The total cost to provide Goeckerman therapy is $5104. For liquid methotrexate, the total cost is $1836, $1861, and $1898 for mild, moderate, and severe psoriasis, respectively. For tablet methotrexate, the total cost is $2366, $2744, and $3311, respectively.

Fifteen patients with psoriasis, 16 dermatologists, and 27 members of society completed the survey with respect to the severity of disease and therapy. We found differences in WTP (Table 1) among each of the different levels of disease severities and therapies that were greater than would be expected by chance after allowing for effects of differences from the other variables (P = .001). The pairwise multiple comparison procedure revealed a difference in WTP between severe and mild (P = .001) as well as severe and moderate (P = .002) psoriasis, but no difference between moderate and mild psoriasis. There was a difference in WTP between cure and methotrexate as well as cure and Goeckerman (P = .001), but no difference between Goeckerman and methotrexate.

Although the mean WTP among subjects when we subdivided them by disease severity and treatment appears to be different, there was no statistical difference among these groups after adjusting for disease severity and therapy factors. Differences became apparent when analyzing WTP as a proportion of income. There was a statistically significant difference among patients and dermatologists (P = .02) as well as society and dermatologists (P = .006) but not between society and patients.

We found differences in VAS between severity levels (P = .001) and between respondent groups (P = .04) that were greater than would be expected after allowing for the effects of the other variables (Table 2). The pairwise multiple comparisons revealed significant differences (P = .001) between mild and severe, mild and moderate, and moderate and severe psoriasis. There were also significant differences in VAS between dermatologists and patients (P = .02) as well as dermatologists and society (P = .04), but not between society and patients.
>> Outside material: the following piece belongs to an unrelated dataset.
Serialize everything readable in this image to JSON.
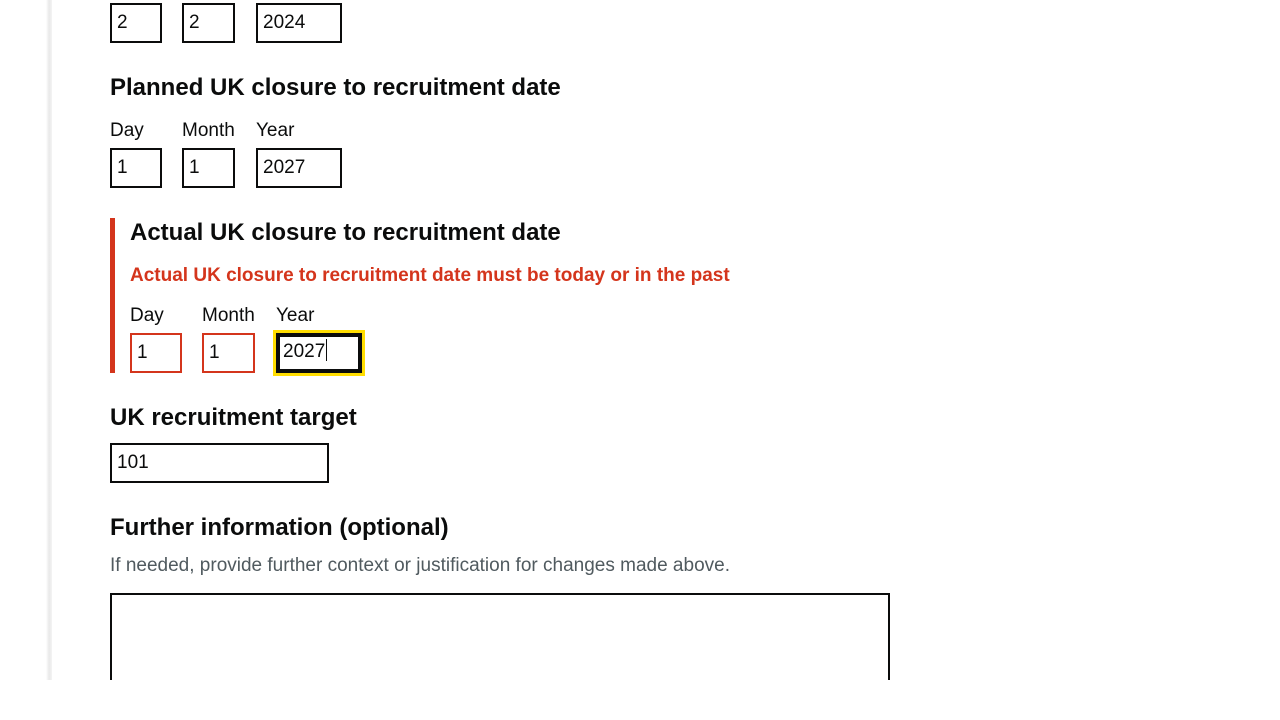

The results from the CBA indicate that the cost of Goeckerman always exceeded the monetary value of its benefits, as measured by the WTP from the survey respondents (Table 3). The cost of methotrexate tablets exceeded the benefits, except in the cases of severe psoriasis using the utilities from the society group. The benefit of liquid methotrexate exceeded the cost for severe psoriasis in all groups. These findings did not change when the analysis was performed separately for the dermatology residents and the dermatology faculty. Comparing the 3 therapies, the net benefit is greatest for liquid methotrexate and is least for Goeckerman. Goeckerman provided no net benefit when compared with methotrexate therapy; ie, its costs relative to methotrexate exceed the value of its added benefits.

When compared with no therapy, Goeckerman and both forms of methotrexate were always cost-effective (Table 4and Table 5). When comparing the liquid methotrexate with the tablet form, we found that the liquid is cheaper than the tablet. Since the outcomes are the same for both, we conclude by the concept of dominance that liquid methotrexate should always be preferred over the tablet form. Under this concept, an option will never be chosen when it involves moving to a more expensive alternative that will yield a lower or equivalent outcome.

When compared with liquid methotrexate (Table 6), Goeckerman is not cost-effective in the mild or moderate psoriasis except when using utilities from the patient group. For severe psoriasis, Goeckerman was cost-effective across all respondent groups. In another way of comparing the data, Goeckerman is always cost-effective compared with liquid methotrexate using utilities from the patient group. Using utilities from society and dermatologists, Goeckerman was cost-effective against liquid methotrexate only in severe psoriasis.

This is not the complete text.